By Rick Allen, CEO of SnagFilms Inc., Parent Company of ViewLift.
Rick Allen has run successful companies in nearly every form of media, and helped to develop or extend some of the country’s most prestigious brands. Rick is the founding CEO of SnagFilms, which he helped to create with Ted Leonsis. The company is a leading distributor of independent films, with thousands of titles offered online and across all mobile and TV-connected devices.
SnagFilms also offers a tightly-refereed selection of films on all major pay platforms. The company owns and operates Indiewire, the independent film industry’s leading news service and blog network, twice named top entertainment site by the Webby Awards. SnagFilms’ newest unit, ViewLift, is a unique platform helping media companies extend their audiences in the OTT, mobile and web world, via proprietary technology, leading industry relationships, and complementary additional content. Named in 2013 by Red Herring as a Top 100 company in North America and a 2014 Webby nominee, SnagFilms includes among its investors Mr. Leonsis, as well as Steve and Jean Case, New Enterprise Associates, Comcast Ventures, the Knight Foundation, Clark Enterprises and Terry Semel.
Allen joined Leonsis to produce Kicking It, which screened at Sundance, Tribeca and other film festivals and was aired globally by ESPN; for the film and their work on homelessness, Leonsis, Allen and colleagues received the 2009 Stewart B. McKinney Award from the National Law Center on Homelessness & Poverty. The two thereafter produced A Fighting Chance for ESPN, and a 2014 documentary, Lost for Life, televised in nearly 60 countries, including on Lifetime and the BBC.
Previously, as President and CEO of Sporting News, the country’s oldest sports media company, Allen led a revitalization that saw it named twice to Adweek’s annual “Hot List” as a top-10 media property.
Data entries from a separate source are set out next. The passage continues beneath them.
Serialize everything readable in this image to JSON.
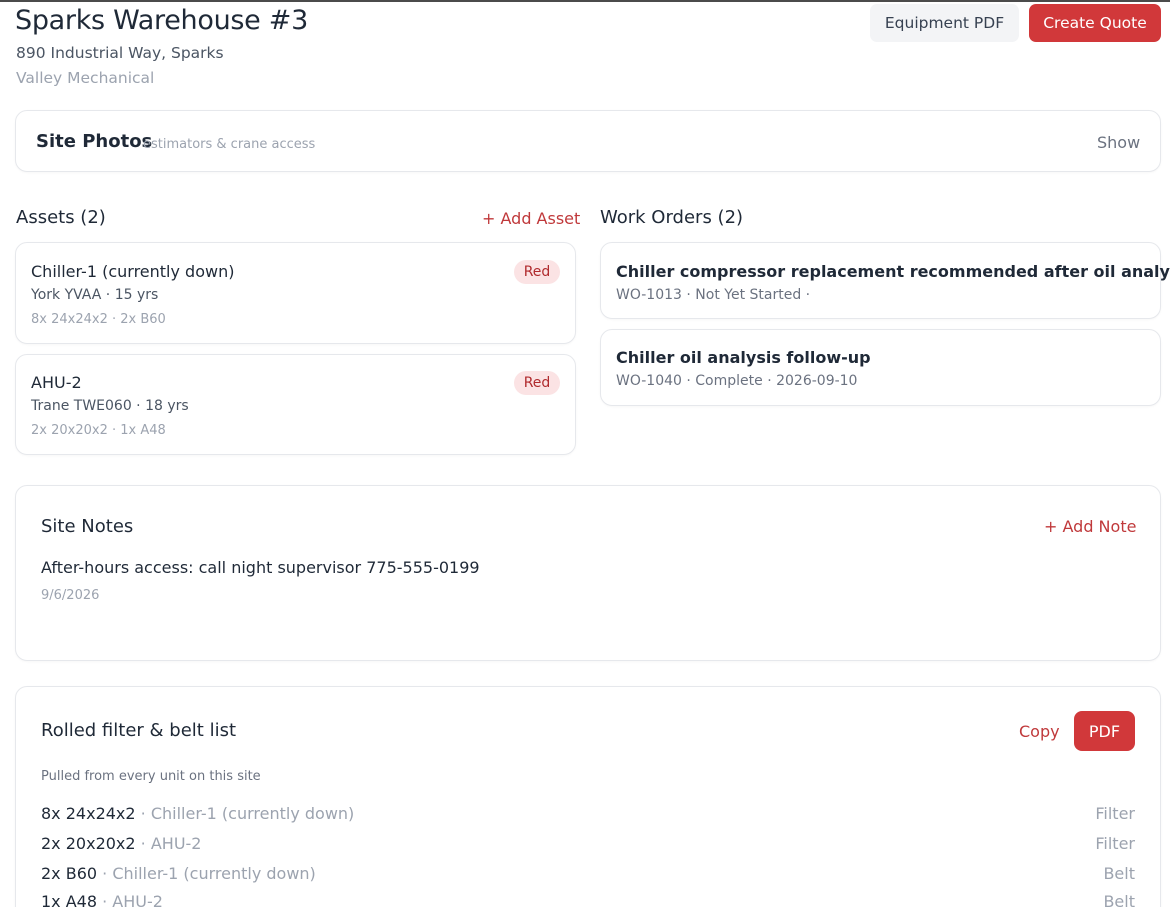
{
  "header": {
    "title": "Sparks Warehouse #3",
    "address": "890 Industrial Way, Sparks",
    "company": "Valley Mechanical",
    "equipment_pdf_label": "Equipment PDF",
    "create_quote_label": "Create Quote"
  },
  "photos": {
    "title": "Site Photos",
    "subtitle": "estimators & crane access",
    "show_label": "Show"
  },
  "assets": {
    "title": "Assets (2)",
    "add_label": "+ Add Asset",
    "items": [
      {
        "name": "Chiller-1 (currently down)",
        "model": "York YVAA · 15 yrs",
        "parts": "8x 24x24x2 · 2x B60",
        "badge": "Red"
      },
      {
        "name": "AHU-2",
        "model": "Trane TWE060 · 18 yrs",
        "parts": "2x 20x20x2 · 1x A48",
        "badge": "Red"
      }
    ]
  },
  "work_orders": {
    "title": "Work Orders (2)",
    "items": [
      {
        "title": "Chiller compressor replacement recommended after oil analysis.",
        "meta": "WO-1013 · Not Yet Started ·"
      },
      {
        "title": "Chiller oil analysis follow-up",
        "meta": "WO-1040 · Complete · 2026-09-10"
      }
    ]
  },
  "notes": {
    "title": "Site Notes",
    "add_label": "+ Add Note",
    "items": [
      {
        "text": "After-hours access: call night supervisor 775-555-0199",
        "date": "9/6/2026"
      }
    ]
  },
  "rolled_list": {
    "title": "Rolled filter & belt list",
    "copy_label": "Copy",
    "pdf_label": "PDF",
    "subtitle": "Pulled from every unit on this site",
    "items": [
      {
        "qty": "8x 24x24x2",
        "unit": " · Chiller-1 (currently down)",
        "type": "Filter"
      },
      {
        "qty": "2x 20x20x2",
        "unit": " · AHU-2",
        "type": "Filter"
      },
      {
        "qty": "2x B60",
        "unit": " · Chiller-1 (currently down)",
        "type": "Belt"
      },
      {
        "qty": "1x A48",
        "unit": " · AHU-2",
        "type": "Belt"
      }
    ]
  },
  "colors": {
    "accent": "#d1383a",
    "badge_bg": "#fbe3e4",
    "muted": "#9ca3af"
  }
}
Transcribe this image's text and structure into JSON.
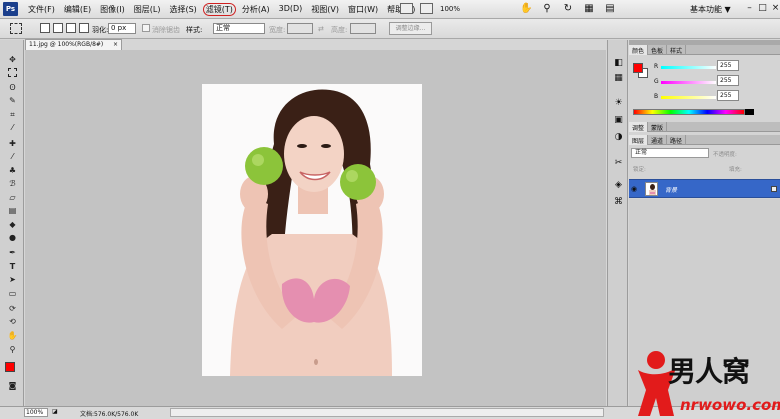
{
  "app": {
    "logo": "Ps"
  },
  "menu": [
    "文件(F)",
    "编辑(E)",
    "图像(I)",
    "图层(L)",
    "选择(S)",
    "滤镜(T)",
    "分析(A)",
    "3D(D)",
    "视图(V)",
    "窗口(W)",
    "帮助(H)"
  ],
  "menubar": {
    "zoom": "100%",
    "workspace": "基本功能",
    "workspace_arrow": "▼",
    "win_min": "–",
    "win_max": "□",
    "win_close": "×"
  },
  "options": {
    "feather_label": "羽化:",
    "feather_value": "0 px",
    "antialias_label": "消除锯齿",
    "style_label": "样式:",
    "style_value": "正常",
    "width_label": "宽度:",
    "height_label": "高度:",
    "refine_label": "调整边缘..."
  },
  "document": {
    "tab_title": "11.jpg @ 100%(RGB/8#)",
    "tab_close": "×"
  },
  "status": {
    "zoom": "100%",
    "doc_info": "文档:576.0K/576.0K"
  },
  "color_panel": {
    "tabs": [
      "颜色",
      "色板",
      "样式"
    ],
    "r_label": "R",
    "g_label": "G",
    "b_label": "B",
    "r": "255",
    "g": "255",
    "b": "255",
    "fg_color": "#ff0000",
    "bg_color": "#ffffff"
  },
  "adjust_panel": {
    "tabs": [
      "调整",
      "蒙版"
    ]
  },
  "layers_panel": {
    "tabs": [
      "图层",
      "通道",
      "路径"
    ],
    "blend_mode": "正常",
    "opacity_label": "不透明度:",
    "lock_label": "锁定:",
    "fill_label": "填充:",
    "layer_name": "背景",
    "selected_color": "#3667c8"
  },
  "watermark": {
    "brand": "男人窝",
    "url": "nrwowo.com"
  }
}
Earlier, he served as President and CEO of the for-profit arm of the National Geographic Society, responsible for television and film; interactive products, websites and e-commerce; maps; travel; retail; catalog; and consumer products. Under his leadership, the National Geographic Channel was launched and became one of the fastest growing cable channels in history. Before coming to National Geographic, Rick was a senior executive at Discovery Communications, parent of the Discovery Channel, where he extended the company’s brand into filmed entertainment, education, technology and retail.
He also served in the White House as a Deputy Assistant to President Clinton, helping to establish AmeriCorps (the domestic Peace Corps). Before his White House service, Allen was CEO of a privately-held group of 35 companies based in Los Angeles. He has written and lectured widely, and been active in civic affairs particularly dealing with education. He has received a number of industry honors. Rick and his wife have 3 sons.